O Banco Central informou nesta segunda-feira (17) que o IBC-Br, indicador considerado a “prévia” do PIB, cresceu 0,2% no segundo trimestre de 2026 na comparação com os três meses anteriores, já com ajuste sazonal.
O resultado marca forte desaceleração da atividade econômica e ocorre em meio à estratégia do BC de esfriar o ritmo de crescimento para conter a inflação, mesmo em um ano eleitoral marcado por estímulos do governo ao consumo.
Setores puxam resultado em direções opostas
Por setores, o IBC-Br mostrou expansão na agropecuária e na indústria durante o segundo trimestre, enquanto o setor de serviços registrou retração. O levantamento também revelou queda de 0,6% em junho na comparação com maio, sinal de que a perda de ritmo se intensificou ao longo do período.
Na comparação com o primeiro trimestre de 2025, sem ajuste sazonal, o indicador acumula alta de 1,5% — mesmo percentual da variação acumulada em 12 meses até junho.
A desaceleração contrasta com o início do ano: em janeiro, o indicador avançou 0,8%, o maior salto mensal em um ano, e em fevereiro completou cinco meses consecutivos de alta, com expansão de 0,6%. O resultado do segundo trimestre confirma que essa sequência de crescimento perdeu fôlego.
Estímulos do governo e pressão inflacionária
Em ano eleitoral, a equipe econômica tem adotado medidas para aquecer o consumo, como a isenção do Imposto de Renda para quem ganha até R$ 5 mil, a liberação de saques do FGTS e linhas de crédito mais baratas.
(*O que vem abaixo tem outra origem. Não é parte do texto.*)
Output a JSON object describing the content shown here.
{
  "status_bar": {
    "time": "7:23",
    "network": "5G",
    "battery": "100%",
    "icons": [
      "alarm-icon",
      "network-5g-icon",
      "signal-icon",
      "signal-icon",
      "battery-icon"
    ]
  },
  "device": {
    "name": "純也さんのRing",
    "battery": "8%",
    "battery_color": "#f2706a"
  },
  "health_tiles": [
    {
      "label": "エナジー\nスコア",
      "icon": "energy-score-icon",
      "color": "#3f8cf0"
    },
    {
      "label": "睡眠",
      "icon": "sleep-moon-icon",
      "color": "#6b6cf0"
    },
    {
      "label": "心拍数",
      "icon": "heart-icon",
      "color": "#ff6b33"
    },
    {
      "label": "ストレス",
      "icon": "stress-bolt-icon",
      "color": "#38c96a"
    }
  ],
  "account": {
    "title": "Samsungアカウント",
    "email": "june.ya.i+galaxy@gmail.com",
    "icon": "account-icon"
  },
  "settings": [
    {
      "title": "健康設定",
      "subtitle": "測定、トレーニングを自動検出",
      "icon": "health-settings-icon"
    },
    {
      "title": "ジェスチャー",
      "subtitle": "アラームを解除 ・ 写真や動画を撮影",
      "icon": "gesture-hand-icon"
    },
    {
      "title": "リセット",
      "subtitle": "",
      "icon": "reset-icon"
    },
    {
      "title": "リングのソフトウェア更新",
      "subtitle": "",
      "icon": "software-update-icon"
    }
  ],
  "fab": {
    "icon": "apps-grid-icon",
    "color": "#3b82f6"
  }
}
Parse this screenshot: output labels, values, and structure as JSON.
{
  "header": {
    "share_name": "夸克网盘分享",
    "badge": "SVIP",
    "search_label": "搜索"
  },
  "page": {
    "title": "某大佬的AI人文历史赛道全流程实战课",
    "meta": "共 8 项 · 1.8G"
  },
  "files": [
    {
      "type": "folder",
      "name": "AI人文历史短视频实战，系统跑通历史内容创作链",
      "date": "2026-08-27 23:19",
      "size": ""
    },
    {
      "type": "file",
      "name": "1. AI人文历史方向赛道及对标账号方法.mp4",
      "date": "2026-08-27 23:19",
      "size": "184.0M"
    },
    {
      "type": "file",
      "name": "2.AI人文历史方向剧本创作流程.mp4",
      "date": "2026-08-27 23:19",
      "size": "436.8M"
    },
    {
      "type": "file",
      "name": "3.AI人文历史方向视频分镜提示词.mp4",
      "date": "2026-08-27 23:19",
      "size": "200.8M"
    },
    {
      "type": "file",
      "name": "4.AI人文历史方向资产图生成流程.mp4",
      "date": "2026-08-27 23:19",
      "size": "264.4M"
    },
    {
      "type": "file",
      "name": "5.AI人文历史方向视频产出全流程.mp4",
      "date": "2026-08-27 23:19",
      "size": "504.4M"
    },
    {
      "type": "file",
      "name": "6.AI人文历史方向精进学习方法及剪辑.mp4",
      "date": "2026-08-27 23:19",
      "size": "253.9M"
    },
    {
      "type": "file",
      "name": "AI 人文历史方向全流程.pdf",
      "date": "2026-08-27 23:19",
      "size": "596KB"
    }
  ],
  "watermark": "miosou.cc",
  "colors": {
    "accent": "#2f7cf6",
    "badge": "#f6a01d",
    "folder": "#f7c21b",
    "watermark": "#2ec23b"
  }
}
Essas ações elevam a demanda por bens e serviços, mas dificultam o trabalho do Banco Central no controle da inflação.
Na ata da última reunião do Copom, divulgada na semana passada, o BC reafirmou que o “hiato do produto” segue positivo — ou seja, a economia continua operando acima de seu potencial sem gerar pressões adicionais sobre os preços, o que justifica a busca por uma desaceleração controlada.
Como o indicador do BC difere do PIB oficial
O IBC-Br não é o PIB, mas funciona como uma antecipação dele. O cálculo do Banco Central incorpora estimativas para agropecuária, indústria e serviços, além dos impostos, mas não considera o lado da demanda — variável que entra no cálculo oficial feito pelo IBGE.
O resultado definitivo do PIB do segundo trimestre, apurado pelo IBGE, será divulgado em 1º de setembro e pode confirmar ou contrariar a tendência de desaceleração sinalizada pelo indicador do Banco Central.
Impacto na taxa de juros
O IBC-Br é um dos indicadores usados pelo BC para calibrar a Selic. Um crescimento mais forte da economia tende a ampliar a pressão inflacionária, o que pode reduzir o espaço para cortes na taxa básica de juros nas próximas reuniões do Copom.